And there were a couple of blue jays in the bush as well--strangely furtive and behaving in unusual ways. I mistook them both for other things--a thrush seen in the distance traversing the ground, and a flying squirrel scuttling across and swooping through the branches above me. Jays both times. The flying squirrel illusion was particularly unsettling. After I saw the jay I kept on looking for the squirrel I was sure must be occupying the same space--though they say that's a logical impossibility.
So not without its perceptual interest, but that's not many birds. Not a cardinal, a robin, a goldfinch, a junco, a crow, a tree sparrow, or a snowy owl to be seen.

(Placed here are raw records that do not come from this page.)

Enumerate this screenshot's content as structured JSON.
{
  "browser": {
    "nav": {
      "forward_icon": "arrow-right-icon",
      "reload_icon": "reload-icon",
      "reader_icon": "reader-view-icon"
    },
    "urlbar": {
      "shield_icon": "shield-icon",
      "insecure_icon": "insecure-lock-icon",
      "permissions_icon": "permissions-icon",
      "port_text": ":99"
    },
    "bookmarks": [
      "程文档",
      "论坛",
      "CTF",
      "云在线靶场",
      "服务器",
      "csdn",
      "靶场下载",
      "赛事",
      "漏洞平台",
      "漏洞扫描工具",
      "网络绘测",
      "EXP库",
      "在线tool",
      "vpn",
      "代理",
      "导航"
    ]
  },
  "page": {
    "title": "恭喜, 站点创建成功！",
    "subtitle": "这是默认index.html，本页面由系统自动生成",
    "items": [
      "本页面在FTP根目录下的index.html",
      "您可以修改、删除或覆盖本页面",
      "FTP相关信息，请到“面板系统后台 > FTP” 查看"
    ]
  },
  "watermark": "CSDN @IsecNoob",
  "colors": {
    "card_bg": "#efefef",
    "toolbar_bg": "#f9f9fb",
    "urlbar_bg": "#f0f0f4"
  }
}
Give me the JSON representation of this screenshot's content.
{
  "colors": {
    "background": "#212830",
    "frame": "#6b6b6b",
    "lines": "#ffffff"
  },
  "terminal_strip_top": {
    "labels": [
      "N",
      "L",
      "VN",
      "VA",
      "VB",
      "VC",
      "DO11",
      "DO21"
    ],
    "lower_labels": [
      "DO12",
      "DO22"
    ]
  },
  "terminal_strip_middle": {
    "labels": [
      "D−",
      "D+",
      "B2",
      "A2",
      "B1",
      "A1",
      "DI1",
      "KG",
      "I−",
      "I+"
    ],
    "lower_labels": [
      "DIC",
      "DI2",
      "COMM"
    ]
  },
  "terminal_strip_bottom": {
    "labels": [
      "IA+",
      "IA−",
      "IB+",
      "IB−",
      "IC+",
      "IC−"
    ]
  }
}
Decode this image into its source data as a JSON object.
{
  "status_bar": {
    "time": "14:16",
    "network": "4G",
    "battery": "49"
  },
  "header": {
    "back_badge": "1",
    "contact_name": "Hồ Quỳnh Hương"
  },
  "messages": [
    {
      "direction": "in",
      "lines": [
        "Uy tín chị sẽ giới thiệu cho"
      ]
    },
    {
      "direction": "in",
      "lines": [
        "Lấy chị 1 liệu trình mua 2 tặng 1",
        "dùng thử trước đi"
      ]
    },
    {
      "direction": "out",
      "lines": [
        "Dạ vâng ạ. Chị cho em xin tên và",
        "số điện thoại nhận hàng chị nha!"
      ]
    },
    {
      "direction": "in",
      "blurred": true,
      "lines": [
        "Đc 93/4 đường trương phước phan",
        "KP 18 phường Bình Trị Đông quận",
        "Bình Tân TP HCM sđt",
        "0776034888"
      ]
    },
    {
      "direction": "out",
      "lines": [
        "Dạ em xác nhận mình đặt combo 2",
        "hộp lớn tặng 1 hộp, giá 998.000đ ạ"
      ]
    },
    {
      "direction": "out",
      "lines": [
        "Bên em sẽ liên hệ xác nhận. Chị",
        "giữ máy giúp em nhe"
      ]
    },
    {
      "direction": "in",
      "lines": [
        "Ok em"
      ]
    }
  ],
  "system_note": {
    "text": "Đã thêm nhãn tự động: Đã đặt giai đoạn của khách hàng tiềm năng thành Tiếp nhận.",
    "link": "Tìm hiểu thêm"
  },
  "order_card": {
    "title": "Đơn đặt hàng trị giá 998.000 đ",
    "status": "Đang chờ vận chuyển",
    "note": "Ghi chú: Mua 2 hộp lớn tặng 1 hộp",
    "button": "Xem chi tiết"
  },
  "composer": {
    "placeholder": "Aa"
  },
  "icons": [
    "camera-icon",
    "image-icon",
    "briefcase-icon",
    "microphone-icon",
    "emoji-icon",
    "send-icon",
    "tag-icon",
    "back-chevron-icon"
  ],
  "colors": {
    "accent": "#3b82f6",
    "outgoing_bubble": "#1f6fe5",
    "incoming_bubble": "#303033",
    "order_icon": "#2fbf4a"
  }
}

So last night I dreamed of a great horned owl, and even better, four or five birds of a species I didn't recognize. Maybe the size of an evening grosbeak, sturdy birds, with delicate markings, rich browns predominantly. A bird I've seen a picture of somewhere perhaps. But what it put me in mind of was the Asian koel I read about on the Bird Ecology Study Group blog out of Singapore recently. Not that it looked like that exactly--rather it may have been a dream bird inspired by that bird.
This morning it was raining. But then the rain turned to snow!
When the snowfall lightened, but before the sun came out, the birds came back. No juncos or tree sparrows, but goldfinches, chickadees, and woodpeckers swarmed the feeders.
The sun did come out, and the temperature hovered around the freezing mark, maintaining most of the 4 or 5 cm of new snow. The birds left again.
3 comments:
I wish I dreamed of birds Pamela, with me it's usually work. We'd like some of your coolness over here, at the moment it's 42+ in the carport, that's 108 Fahrenheit, with a nasty nor-wester blowing. Bad fire weather.
42! Here we are laid out flat if the temperature goes above 30. I hope the fires don't come.
I agree with Pamela. If it gets above 80°F here, we're complaining. During summer 65°F is nice. Right now it's 11°F with snow warnings.